The nearby memorial tells the immeasurably vicious stories of 4400+ known African-American victims of lynching. Long before the group left for Alabama, we gathered multiple times at GLIDE in an effort to coalesce these individuals into a cohered group capable of loving and learning together. We sang together, shared meals, laughed and studied challenging history together.
This requisite spiritual preparation enabled us to form a vibrant and caring community, one that was capable of supporting and loving one another through the hard soul-work we would do in Alabama and beyond. Vernon Bush, the leader of the GLIDE ensemble and Isoke Femi, GLIDE’s Maven for Transformative Learning have anchored each of our journeys with their soulful presence and musical wizardry.
We raised money to bring 25 front-line GLIDE staff with us on this trip. In addition to being essential members of the group that we build, GLIDE staff often serve as gifted teachers for outside participants and for one another, helping to make personal connections between the stories we learn in Alabama to lived stories back here in the Bay Area.
This first collective journey left a searing imprint on the souls of all participants. Upon our return home, the group gathered for recurring reunions to process what we had learned. GLIDE’s leadership pushed Center for Social Justice’s (CSJ) leadership to think about how to elongate and dial up the impact of the journey.
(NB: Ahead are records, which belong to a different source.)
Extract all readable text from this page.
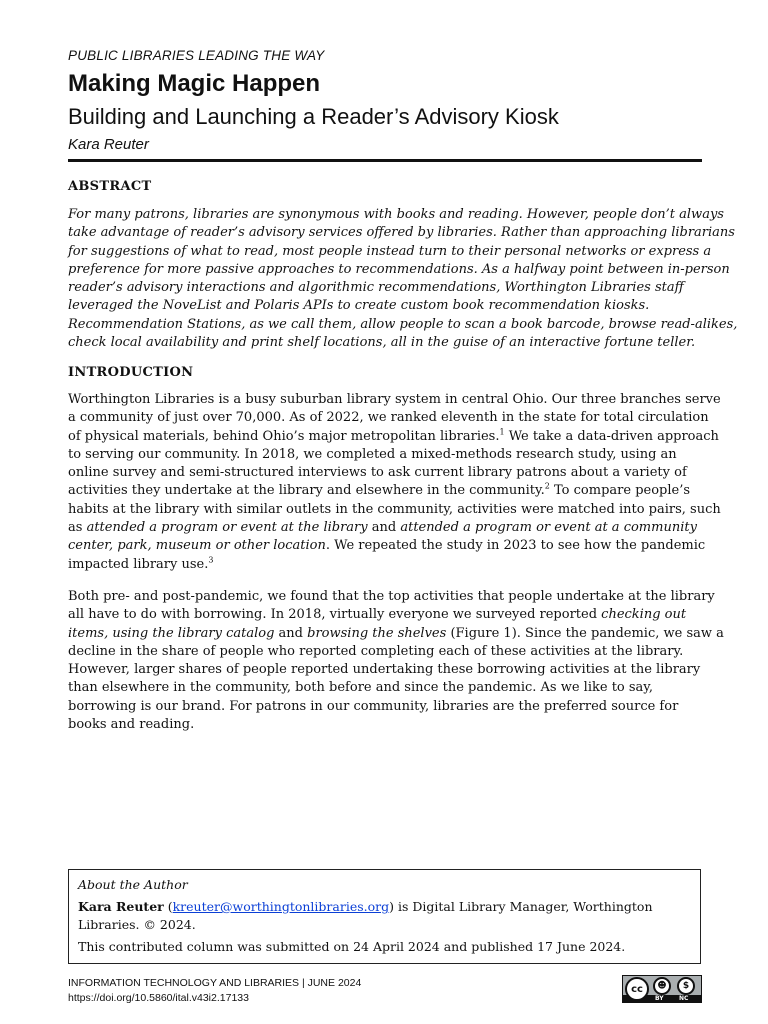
PUBLIC LIBRARIES LEADING THE WAY
Making Magic Happen
Building and Launching a Reader’s Advisory Kiosk
Kara Reuter
ABSTRACT
For many patrons, libraries are synonymous with books and reading. However, people don’t always
take advantage of reader’s advisory services offered by libraries. Rather than approaching librarians
for suggestions of what to read, most people instead turn to their personal networks or express a
preference for more passive approaches to recommendations. As a halfway point between in-person
reader’s advisory interactions and algorithmic recommendations, Worthington Libraries staff
leveraged the NoveList and Polaris APIs to create custom book recommendation kiosks.
Recommendation Stations, as we call them, allow people to scan a book barcode, browse read-alikes,
check local availability and print shelf locations, all in the guise of an interactive fortune teller.
INTRODUCTION
Worthington Libraries is a busy suburban library system in central Ohio. Our three branches serve
a community of just over 70,000. As of 2022, we ranked eleventh in the state for total circulation
of physical materials, behind Ohio’s major metropolitan libraries.$^1$ We take a data-driven approach
to serving our community. In 2018, we completed a mixed-methods research study, using an
online survey and semi-structured interviews to ask current library patrons about a variety of
activities they undertake at the library and elsewhere in the community.$^2$ To compare people’s
habits at the library with similar outlets in the community, activities were matched into pairs, such
as attended a program or event at the library and attended a program or event at a community
center, park, museum or other location. We repeated the study in 2023 to see how the pandemic
impacted library use.$^3$
Both pre- and post-pandemic, we found that the top activities that people undertake at the library
all have to do with borrowing. In 2018, virtually everyone we surveyed reported checking out
items, using the library catalog and browsing the shelves (Figure 1). Since the pandemic, we saw a
decline in the share of people who reported completing each of these activities at the library.
However, larger shares of people reported undertaking these borrowing activities at the library
than elsewhere in the community, both before and since the pandemic. As we like to say,
borrowing is our brand. For patrons in our community, libraries are the preferred source for
books and reading.
About the Author
Kara Reuter (kreuter@worthingtonlibraries.org) is Digital Library Manager, Worthington
Libraries. © 2024.
This contributed column was submitted on 24 April 2024 and published 17 June 2024.
INFORMATION TECHNOLOGY AND LIBRARIES | JUNE 2024
https://doi.org/10.5860/ital.v43i2.17133
cc	☻	$
BY	NC
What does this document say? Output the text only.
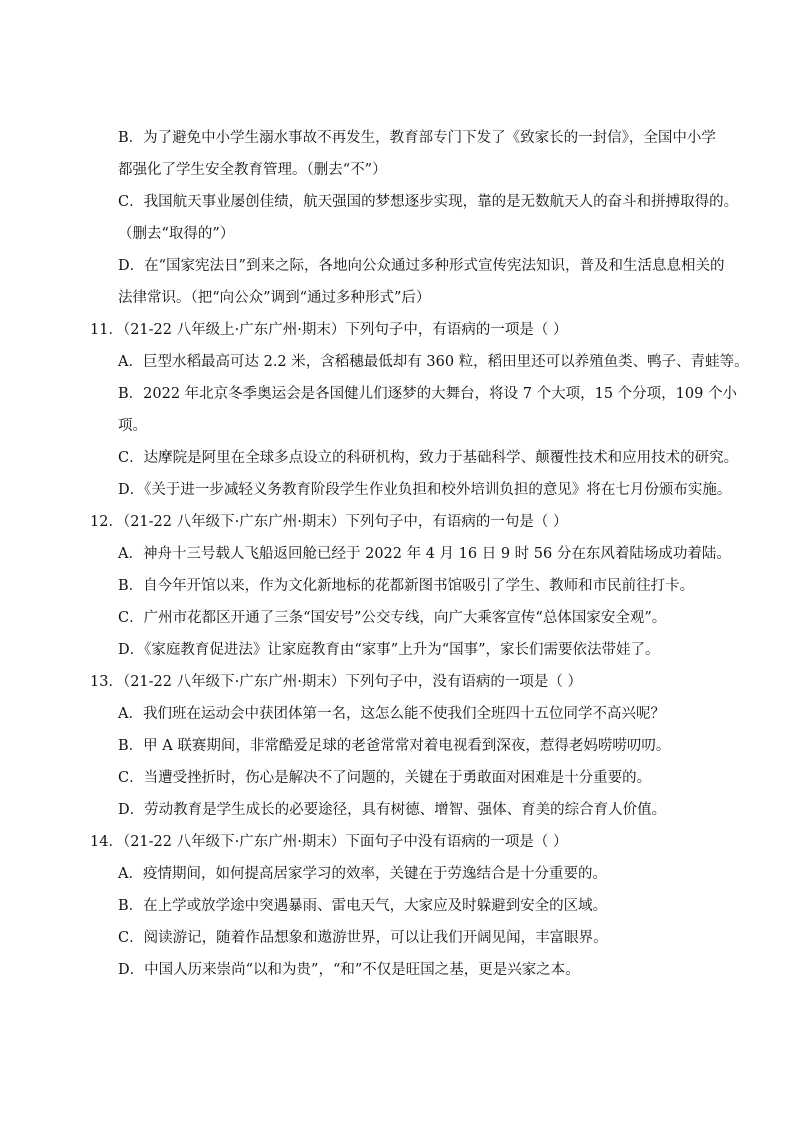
B．为了避免中小学生溺水事故不再发生，教育部专门下发了《致家长的一封信》，全国中小学
都强化了学生安全教育管理。（删去“不”）
C．我国航天事业屡创佳绩，航天强国的梦想逐步实现，靠的是无数航天人的奋斗和拼搏取得的。
（删去“取得的”）
D．在“国家宪法日”到来之际，各地向公众通过多种形式宣传宪法知识，普及和生活息息相关的
法律常识。（把“向公众”调到“通过多种形式”后）
11．（21-22 八年级上·广东广州·期末）下列句子中，有语病的一项是（ ）
A．巨型水稻最高可达 2.2 米，含稻穗最低却有 360 粒，稻田里还可以养殖鱼类、鸭子、青蛙等。
B．2022 年北京冬季奥运会是各国健儿们逐梦的大舞台，将设 7 个大项，15 个分项，109 个小
项。
C．达摩院是阿里在全球多点设立的科研机构，致力于基础科学、颠覆性技术和应用技术的研究。
D．《关于进一步减轻义务教育阶段学生作业负担和校外培训负担的意见》将在七月份颁布实施。
12．（21-22 八年级下·广东广州·期末）下列句子中，有语病的一句是（ ）
A．神舟十三号载人飞船返回舱已经于 2022 年 4 月 16 日 9 时 56 分在东风着陆场成功着陆。
B．自今年开馆以来，作为文化新地标的花都新图书馆吸引了学生、教师和市民前往打卡。
C．广州市花都区开通了三条“国安号”公交专线，向广大乘客宣传“总体国家安全观”。
D．《家庭教育促进法》让家庭教育由“家事”上升为“国事”，家长们需要依法带娃了。
13．（21-22 八年级下·广东广州·期末）下列句子中，没有语病的一项是（ ）
A．我们班在运动会中获团体第一名，这怎么能不使我们全班四十五位同学不高兴呢？
B．甲 A 联赛期间，非常酷爱足球的老爸常常对着电视看到深夜，惹得老妈唠唠叨叨。
C．当遭受挫折时，伤心是解决不了问题的，关键在于勇敢面对困难是十分重要的。
D．劳动教育是学生成长的必要途径，具有树德、增智、强体、育美的综合育人价值。
14．（21-22 八年级下·广东广州·期末）下面句子中没有语病的一项是（ ）
A．疫情期间，如何提高居家学习的效率，关键在于劳逸结合是十分重要的。
B．在上学或放学途中突遇暴雨、雷电天气，大家应及时躲避到安全的区域。
C．阅读游记，随着作品想象和遨游世界，可以让我们开阔见闻，丰富眼界。
D．中国人历来崇尚“以和为贵”，“和”不仅是旺国之基，更是兴家之本。
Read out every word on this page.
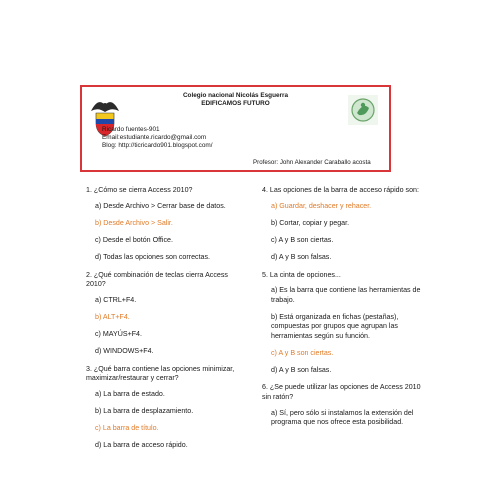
Colegio nacional Nicolás Esguerra
EDIFICAMOS FUTURO
Ricardo fuentes-901
Email:estudiante.ricardo@gmail.com
Blog: http://ticricardo901.blogspot.com/
Profesor: John Alexander Caraballo acosta
1. ¿Cómo se cierra Access 2010?
a) Desde Archivo > Cerrar base de datos.
b) Desde Archivo > Salir.
c) Desde el botón Office.
d) Todas las opciones son correctas.
2. ¿Qué combinación de teclas cierra Access 2010?
a) CTRL+F4.
b) ALT+F4.
c) MAYÚS+F4.
d) WINDOWS+F4.
3. ¿Qué barra contiene las opciones minimizar, maximizar/restaurar y cerrar?
a) La barra de estado.
b) La barra de desplazamiento.
c) La barra de título.
d) La barra de acceso rápido.
4. Las opciones de la barra de acceso rápido son:
a) Guardar, deshacer y rehacer.
b) Cortar, copiar y pegar.
c) A y B son ciertas.
d) A y B son falsas.
5. La cinta de opciones...
a) Es la barra que contiene las herramientas de trabajo.
b) Está organizada en fichas (pestañas), compuestas por grupos que agrupan las herramientas según su función.
c) A y B son ciertas.
d) A y B son falsas.
6. ¿Se puede utilizar las opciones de Access 2010 sin ratón?
a) Sí, pero sólo si instalamos la extensión del programa que nos ofrece esta posibilidad.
We thought about circles of power and influence that we could invite on this transformational journey.
After several conversations with key leaders, we decided to build out a journey for medical leaders to look at the intersection of racial justice and health equity. By the time we organized GLIDE’s 3rd Alabama Justice Pilgrimage in March 2020, we brought 110 people with us, including 25 senior leaders from University of California, San Francisco (UCSF). We returned from that pilgrimage on March 5, 2020, just as COVID-19 was cresting over America.
We were supposed to have two in-person reunions upon our return. COVID-19 interrupted those plans. Instead, the group of UCSF leaders has been meeting on Zoom every week or two for 3+ years now. These gatherings prove to be fertile ground to grow our relationships, to process hard racial justice stories near and far, and ultimately to support one another in our shared healing+justice work.
In March, 2023, we returned to Alabama for our 4th Justice Pilgrimage. In addition to 60 GLIDE staff, Men In Progress and community participants, this year’s journey included Chancellor Sam Hawgood, Police Chief Mike Denson and 22 other leaders from across UCSF.
Before joining up with the broader group from GLIDE, this group learned from courageous justice leaders from the University of Alabama Medical Center, met with the Chief Medical Ethics Officer at Tuskegee University and rural activists working on sewage-justice challenges. On top of these challenging visits, we witnessed Black brilliance and resilience, visiting the Gee’s Bend Quilter’s Collective, and, for the first time, visiting Michelle Browder’s Mothers of Gynecology site.
Since we have returned, intersecting groups of alumni from this year’s pilgrimage have been meeting regularly. UCSF Alumni from all 4 pilgrimages are gathering twice a month now, harnessing the power of the trip, supporting one another through personal and professional challenges, and thinking deeply about how to turn dials on justice at UCSF and beyond.
We are already in conversations with UCSF and our partners on the ground to build out future pilgrimages.